Advocate writer Paul Pratt, Rush Hour 3 director Brett Ratner
“My first blow job was from a man, but I didn’t know it was a man,” Ratner explains. This incident, he says, is where a Rush Hour 3 scenes comes from when a hot girl who’s getting down with Chris Tucker takes off her wig, which angers Tucker and leads to his accusing her of being a man. “It comes from personal experience,” says Ratner. “It happens to a lot of people.”
I admire this kind of candor. It’s ballsy. I know a lot of guys who would be horrified to admit even to themselves that they were unwittingly blown by a tranny, much less to the world.
If L.A. Weekly critic Scott Foundas is fast on his feet, he’ll insert a parenthetical in his just-up Ratner profile as follows (wth the suggested parenthetical in boldface): “It matters to Ratner that his films seem expressive of his personality,” and that this is evident “perhaps most of all in the Rush Hour movies…in the preponderance of classic r & b and hip-hop on their soundtracks; in their exuberant celebrations of beautiful women (or men possibly pretending to be same), fast cars and other assorted bling; and in their conscious homages to the movies that made Ratner want to become a director in the first place.”

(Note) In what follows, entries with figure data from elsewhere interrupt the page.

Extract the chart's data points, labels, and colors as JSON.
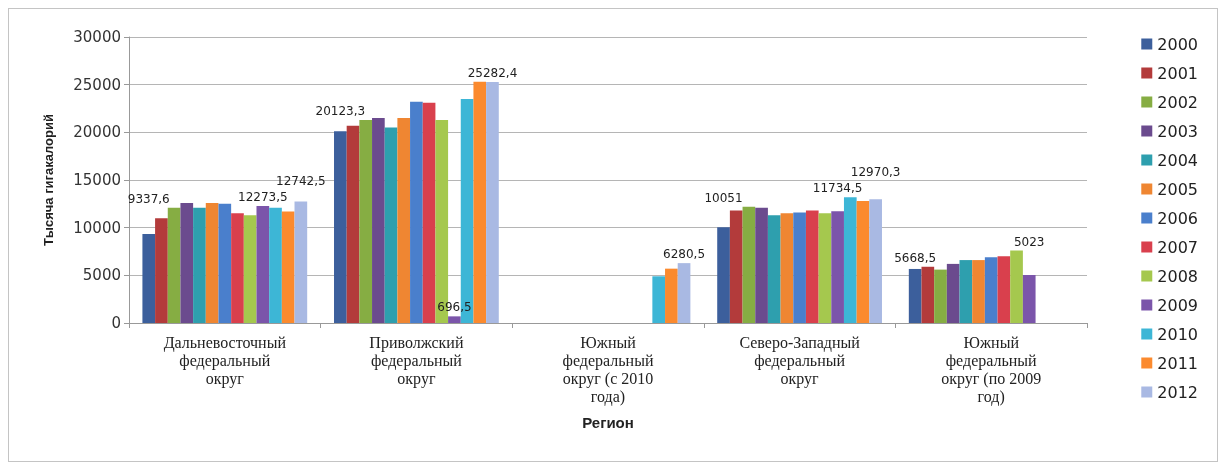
{
  "chart_data": {
    "type": "bar",
    "xlabel": "Регион",
    "ylabel": "Тысяча гигакалорий",
    "categories": [
      "Дальневосточный федеральный округ",
      "Приволжский федеральный округ",
      "Южный федеральный округ (с 2010 года)",
      "Северо-Западный федеральный округ",
      "Южный федеральный округ (по 2009 год)"
    ],
    "series": [
      {
        "name": "2000",
        "color": "#3c5f9c",
        "values": [
          9337.6,
          20123.3,
          null,
          10051,
          5668.5
        ],
        "value_labels": [
          "9337,6",
          "20123,3",
          null,
          "10051",
          "5668,5"
        ]
      },
      {
        "name": "2001",
        "color": "#b33b3b",
        "values": [
          11000,
          20700,
          null,
          11800,
          5900
        ]
      },
      {
        "name": "2002",
        "color": "#86ad43",
        "values": [
          12100,
          21300,
          null,
          12200,
          5600
        ]
      },
      {
        "name": "2003",
        "color": "#6b4b8e",
        "values": [
          12600,
          21500,
          null,
          12100,
          6200
        ]
      },
      {
        "name": "2004",
        "color": "#2e9fae",
        "values": [
          12100,
          20500,
          null,
          11300,
          6600
        ]
      },
      {
        "name": "2005",
        "color": "#ef8632",
        "values": [
          12600,
          21500,
          null,
          11500,
          6600
        ]
      },
      {
        "name": "2006",
        "color": "#4a7fcc",
        "values": [
          12500,
          23200,
          null,
          11600,
          6900
        ]
      },
      {
        "name": "2007",
        "color": "#d9404d",
        "values": [
          11500,
          23100,
          null,
          11800,
          7000
        ]
      },
      {
        "name": "2008",
        "color": "#a5c84e",
        "values": [
          11300,
          21300,
          null,
          11500,
          7600
        ]
      },
      {
        "name": "2009",
        "color": "#7b55aa",
        "values": [
          12273.5,
          696.5,
          null,
          11734.5,
          5023
        ],
        "value_labels": [
          "12273,5",
          "696,5",
          null,
          "11734,5",
          "5023"
        ]
      },
      {
        "name": "2010",
        "color": "#3db6d6",
        "values": [
          12100,
          23500,
          4900,
          13200,
          null
        ]
      },
      {
        "name": "2011",
        "color": "#fb8a2e",
        "values": [
          11700,
          25300,
          5700,
          12800,
          null
        ]
      },
      {
        "name": "2012",
        "color": "#a9b9e3",
        "values": [
          12742.5,
          25282.4,
          6280.5,
          12970.3,
          null
        ],
        "value_labels": [
          "12742,5",
          "25282,4",
          "6280,5",
          "12970,3",
          null
        ]
      }
    ],
    "ylim": [
      0,
      30000
    ],
    "yticks": [
      0,
      5000,
      10000,
      15000,
      20000,
      25000,
      30000
    ],
    "grid": "y",
    "legend": "right"
  }
}
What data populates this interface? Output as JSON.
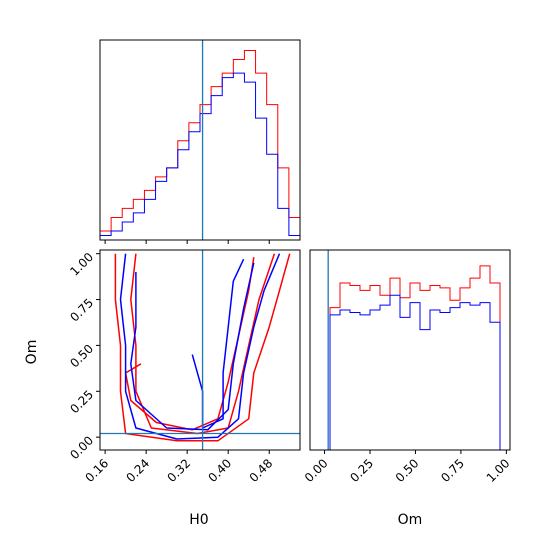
{
  "chart_data": [
    {
      "type": "histogram",
      "panel": "H0 marginal",
      "xlim": [
        0.15,
        0.54
      ],
      "truth": 0.35,
      "bins": 18,
      "series": [
        {
          "color": "#ff0000",
          "values": [
            0.02,
            0.05,
            0.07,
            0.09,
            0.11,
            0.14,
            0.16,
            0.22,
            0.26,
            0.3,
            0.34,
            0.37,
            0.4,
            0.42,
            0.37,
            0.3,
            0.16,
            0.05
          ]
        },
        {
          "color": "#0000ff",
          "values": [
            0.01,
            0.02,
            0.04,
            0.06,
            0.09,
            0.13,
            0.16,
            0.2,
            0.24,
            0.28,
            0.32,
            0.36,
            0.37,
            0.35,
            0.27,
            0.19,
            0.07,
            0.01
          ]
        }
      ]
    },
    {
      "type": "histogram",
      "panel": "Om marginal",
      "xlim": [
        -0.08,
        1.02
      ],
      "truth": 0.02,
      "bins": 20,
      "series": [
        {
          "color": "#ff0000",
          "values": [
            0.0,
            0.0,
            0.58,
            0.68,
            0.67,
            0.65,
            0.67,
            0.63,
            0.7,
            0.62,
            0.68,
            0.65,
            0.67,
            0.66,
            0.61,
            0.66,
            0.7,
            0.75,
            0.68,
            0.0
          ]
        },
        {
          "color": "#0000ff",
          "values": [
            0.0,
            0.0,
            0.55,
            0.57,
            0.56,
            0.55,
            0.57,
            0.59,
            0.63,
            0.54,
            0.6,
            0.49,
            0.57,
            0.56,
            0.58,
            0.6,
            0.59,
            0.6,
            0.52,
            0.0
          ]
        }
      ]
    },
    {
      "type": "contour",
      "panel": "H0 vs Om",
      "xlim": [
        0.15,
        0.54
      ],
      "ylim": [
        -0.07,
        1.02
      ],
      "truth": {
        "x": 0.35,
        "y": 0.02
      },
      "series": [
        {
          "color": "#ff0000",
          "contours": [
            [
              [
                0.18,
                1.0
              ],
              [
                0.18,
                0.75
              ],
              [
                0.19,
                0.5
              ],
              [
                0.19,
                0.25
              ],
              [
                0.2,
                0.02
              ],
              [
                0.3,
                -0.02
              ],
              [
                0.38,
                -0.02
              ],
              [
                0.44,
                0.1
              ],
              [
                0.45,
                0.35
              ],
              [
                0.48,
                0.6
              ],
              [
                0.5,
                0.8
              ],
              [
                0.52,
                1.0
              ]
            ],
            [
              [
                0.22,
                1.0
              ],
              [
                0.21,
                0.75
              ],
              [
                0.22,
                0.5
              ],
              [
                0.22,
                0.25
              ],
              [
                0.25,
                0.05
              ],
              [
                0.34,
                0.02
              ],
              [
                0.4,
                0.05
              ],
              [
                0.42,
                0.25
              ],
              [
                0.44,
                0.5
              ],
              [
                0.46,
                0.75
              ],
              [
                0.49,
                1.0
              ]
            ],
            [
              [
                0.23,
                0.4
              ],
              [
                0.2,
                0.35
              ],
              [
                0.21,
                0.2
              ],
              [
                0.26,
                0.08
              ],
              [
                0.33,
                0.04
              ],
              [
                0.38,
                0.1
              ],
              [
                0.4,
                0.3
              ],
              [
                0.42,
                0.55
              ],
              [
                0.44,
                0.8
              ],
              [
                0.45,
                0.98
              ]
            ]
          ]
        },
        {
          "color": "#0000ff",
          "contours": [
            [
              [
                0.2,
                1.0
              ],
              [
                0.19,
                0.75
              ],
              [
                0.2,
                0.5
              ],
              [
                0.2,
                0.25
              ],
              [
                0.22,
                0.05
              ],
              [
                0.3,
                -0.01
              ],
              [
                0.38,
                0.0
              ],
              [
                0.42,
                0.1
              ],
              [
                0.43,
                0.35
              ],
              [
                0.45,
                0.6
              ],
              [
                0.47,
                0.8
              ],
              [
                0.5,
                1.0
              ]
            ],
            [
              [
                0.22,
                0.9
              ],
              [
                0.22,
                0.6
              ],
              [
                0.21,
                0.4
              ],
              [
                0.22,
                0.2
              ],
              [
                0.28,
                0.05
              ],
              [
                0.36,
                0.04
              ],
              [
                0.4,
                0.15
              ],
              [
                0.41,
                0.4
              ],
              [
                0.43,
                0.7
              ],
              [
                0.45,
                0.95
              ]
            ],
            [
              [
                0.33,
                0.45
              ],
              [
                0.35,
                0.25
              ],
              [
                0.35,
                0.05
              ],
              [
                0.39,
                0.1
              ],
              [
                0.39,
                0.35
              ],
              [
                0.4,
                0.6
              ],
              [
                0.41,
                0.85
              ],
              [
                0.43,
                0.97
              ]
            ]
          ]
        }
      ]
    }
  ],
  "axes": {
    "h0_ticks": [
      "0.16",
      "0.24",
      "0.32",
      "0.40",
      "0.48"
    ],
    "om_ticks": [
      "0.00",
      "0.25",
      "0.50",
      "0.75",
      "1.00"
    ],
    "xlabel_left": "H0",
    "xlabel_right": "Om",
    "ylabel_left": "Om"
  }
}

My favorite comment in the Foundas piece about Ratner’s sexual attitudes and experiences comes from director James Toback, to wit: “There are certain people who can get away with a reputation for flirtation and running around — the paradigm being George Clooney. But very few directors can get away with that, and most of them are cagey enough to conceal what they’re really doing.
“I think that just to enjoy a single life as Brett does is a serious detriment to being taken seriously. It’s as if to be sexually curious and freewheeling implies some form of retardation instead of some form of advanced or enlightened consciousness, which is what it just as often is.”